Les affiches choc attaquant l’État juif, posées sans permission, ont été placées dans au moins quatre endroits bien en vue, y compris des arrêts d’autobus à Westminster, Waterloo et Bloomsbury.

Elles sont apparues le lendemain du jour où le dirigeant travailliste Jeremy Corbyn a tenté de modifier la définition internationalement reconnue de l’antisémitisme, afin d’exclure les allégations selon lesquelles la fondation d’Israël et l’autodétermination du peuple juif sont « racistes ».

La définition provient de l’International Holocaust Remembrance Alliance. Mercredi, des manifestants qui se trouvaient à l’extérieur d’une réunion du Comité exécutif national (CEN) du Parti travailliste, où la question a fait l’objet d’un vote, tenaient des pancartes disant « Resist the IHRA » !

La définition de l’IHRA stipule que « prétendre l’existence d’un État d’Israël est une entreprise raciste » équivaut à de l’antisémitisme.

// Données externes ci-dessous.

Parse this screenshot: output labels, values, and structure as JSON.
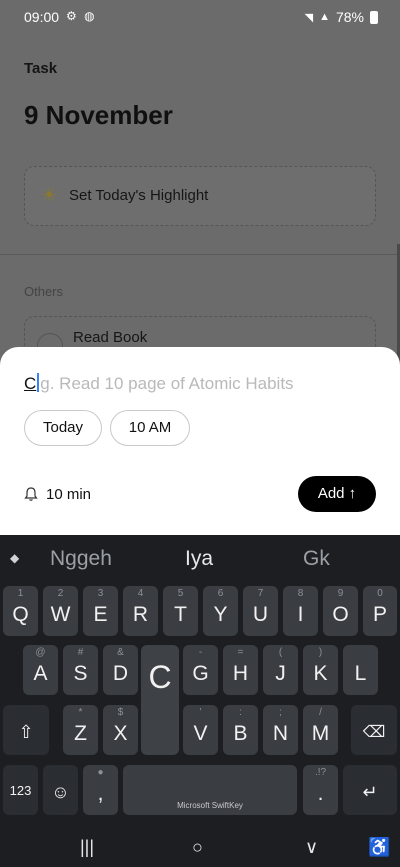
{
  "status": {
    "time": "09:00",
    "battery": "78%"
  },
  "app": {
    "title": "Task",
    "date_heading": "9 November",
    "highlight_label": "Set Today's Highlight",
    "section_label": "Others",
    "task_label": "Read Book"
  },
  "sheet": {
    "typed_text": "C",
    "placeholder": "g. Read 10 page of Atomic Habits",
    "chip_day": "Today",
    "chip_time": "10 AM",
    "reminder": "10 min",
    "add_label": "Add ↑"
  },
  "keyboard": {
    "suggestions": [
      "Nggeh",
      "Iya",
      "Gk"
    ],
    "row1": [
      {
        "hint": "1",
        "key": "Q"
      },
      {
        "hint": "2",
        "key": "W"
      },
      {
        "hint": "3",
        "key": "E"
      },
      {
        "hint": "4",
        "key": "R"
      },
      {
        "hint": "5",
        "key": "T"
      },
      {
        "hint": "6",
        "key": "Y"
      },
      {
        "hint": "7",
        "key": "U"
      },
      {
        "hint": "8",
        "key": "I"
      },
      {
        "hint": "9",
        "key": "O"
      },
      {
        "hint": "0",
        "key": "P"
      }
    ],
    "row2": [
      {
        "hint": "@",
        "key": "A"
      },
      {
        "hint": "#",
        "key": "S"
      },
      {
        "hint": "&",
        "key": "D"
      },
      {
        "hint": "",
        "key": "C"
      },
      {
        "hint": "-",
        "key": "G"
      },
      {
        "hint": "=",
        "key": "H"
      },
      {
        "hint": "(",
        "key": "J"
      },
      {
        "hint": ")",
        "key": "K"
      },
      {
        "hint": "",
        "key": "L"
      }
    ],
    "row3": [
      {
        "hint": "*",
        "key": "Z"
      },
      {
        "hint": "$",
        "key": "X"
      },
      {
        "hint": "'",
        "key": "V"
      },
      {
        "hint": ":",
        "key": "B"
      },
      {
        "hint": ";",
        "key": "N"
      },
      {
        "hint": "/",
        "key": "M"
      }
    ],
    "numbers_label": "123",
    "comma": ",",
    "space_label": "Microsoft SwiftKey",
    "period_hint": ".!?",
    "period": "."
  }
}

Toutefois, mardi, l’organisme dirigeant travailliste a accepté d’adopter la définition de l’antisémitisme de l’International Holocaust Remembrance Alliance. M. Corbyn a cependant pressé le parti d’inclure une déclaration selon laquelle « il ne faut pas considérer comme antisémite de qualifier de raciste Israël, ses politiques ou les circonstances entourant sa fondation », selon la BBC.

Le parti a rejeté l’amendement, mais a par la suite publié une déclaration expliquant que son acceptation de la définition de l’antisémitisme « ne portera en aucune façon atteinte à la liberté d’expression sur Israël ou aux droits des Palestiniens ».

Les efforts de Corbyn pour inclure la formulation supplémentaire concernant Israël, associés à ses déclarations et actions précédentes, gardent les dirigeants juifs européens sur le fil du rasoir.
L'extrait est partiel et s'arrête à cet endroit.